Lola qui dort

Lola dort et rien ne la dérange. Assommée, exsangue, les cheveux blonds collés sur joues grises, son souffle soulève parfois le tour de lit froufroutant. Ses doigts s’accrochent à un lapin en peluche abîmé, et parfois ses yeux s’ouvrent, vides et opaques, comme pour crier, comme pour se réveiller, mais aussitôt elle les referme, elle dort Lola, elle dort. Au mur, juste au dessus de la porte, son nom en lettre de bois, clouées une à une pendant qu’on l’attendait, quatre lettres peintes à la main, le pinceau posé en équilibre sur un ventre prêt à exploser, la langue pincée d’une maman qui ne voulait pas se tromper.
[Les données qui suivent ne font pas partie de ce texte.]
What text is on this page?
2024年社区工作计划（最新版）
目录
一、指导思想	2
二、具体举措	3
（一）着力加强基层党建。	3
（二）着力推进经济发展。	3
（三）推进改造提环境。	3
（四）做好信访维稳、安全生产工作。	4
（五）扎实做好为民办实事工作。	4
Elle crie Lola, elle crie, jusqu’à devenir bleue, jusqu’à vomir, elle crie depuis qu’elle est sortie, depuis que le cordon enroulé voulait l’en empêcher, elle hurle, elle se tord, elle tousse, elle effraie les babysitters et les mamies mal habituées. Lola n’est pas facile, Lola grandira trop vite, Lola devrait savoir marcher, Lola est en retard, Lola doit consulter, au parc elle est encore la seule à refuser de jouer, perdue dans des pensées magiques que personne n’arrive à attraper.

Les yeux de Lola ne regardent jamais droit. Elle est toujours partie, dans un rêve peut-être, mais souvent ses bras se crispent, Lola voit les ombres et les soupirs. On claque de doigts, on appelle en vain son prénom, Lola, quatre lettres, c’est pourtant simple tu vois, mais le monde est transparent, le monde n’existe pas, reviens Lola, regarde moi, je te parle, Lola. Elle est là, Lola, elle est là, elle le répète machinalement, à force de questions, à force de s’inquiéter. Sa bouche collante reste traîner sur ma poitrine quand je la serre contre moi, ses yeux mouillés grands ouverts sur ma peau, et je sens ses cils délicats battre en rythme avec son coeur, baboum, baboum, baboum. Alors je la serre un peu plus fort, un peu trop fort peut-être, mes mains démesurées sur son dos délicat, et peu à peu son coeur ralentit, ses yeux se ferment, elle dort Lola, elle dort.

Je la regarde marcher, les pieds mal assurés, le nez levé, je l’appelle et Lola ne se retourne pas. Il faut la toucher, poser ma main sur son épaule, pour qu’elle réalise que je la cherche, où pars tu Lola quand tu t’en vas, de quoi parles tu quand je t’entends roucouler, seule assise sur le tapis ? J’ai l’impression d’être celle qui ne comprends pas, toi la savante, moi l’animal bête, alors j’imagine sur mes doigts des signes et des images, je dessine des fleurs que tu t’empresses de raturer, je parle à haute voix, je cours après ton regard qui s’enfuit. On pourrait passer des heures juste là, à faire semblant de se parler, toi dans ton monde, enfermée, moi clown stupide, à gesticuler. Jusqu’à la prochaine colère, jusqu’au prochain cri, jusqu’à ce que la lumière oublie tes yeux, ils deviennent alors noirs, j’ai presque peur de toi. Alors dors Lola, dors, et demain, on verra.

5 réflexions sur « Lola qui dort »

  1. vos textes me derangent, me remuent, me font rire
    je m’en delecte
    merci

  2. Magnifique vrai ou pas… beau texte et éventuellement beau témoignage

  3. J’adore ce que vous faites.
    Chaque mot est une claque dans la gueule et chaque phrase en est une rafale. Très bon pour la circulation et pour le reste. Si j’étais du genre a être fan de quelque chose, je serais fan de ce blog.

  4. Ce texte est magique, je suis revenue le lire ici plusieurs fois. lI me touche tellement, et ce sans que je puisse expliquer pourquoi.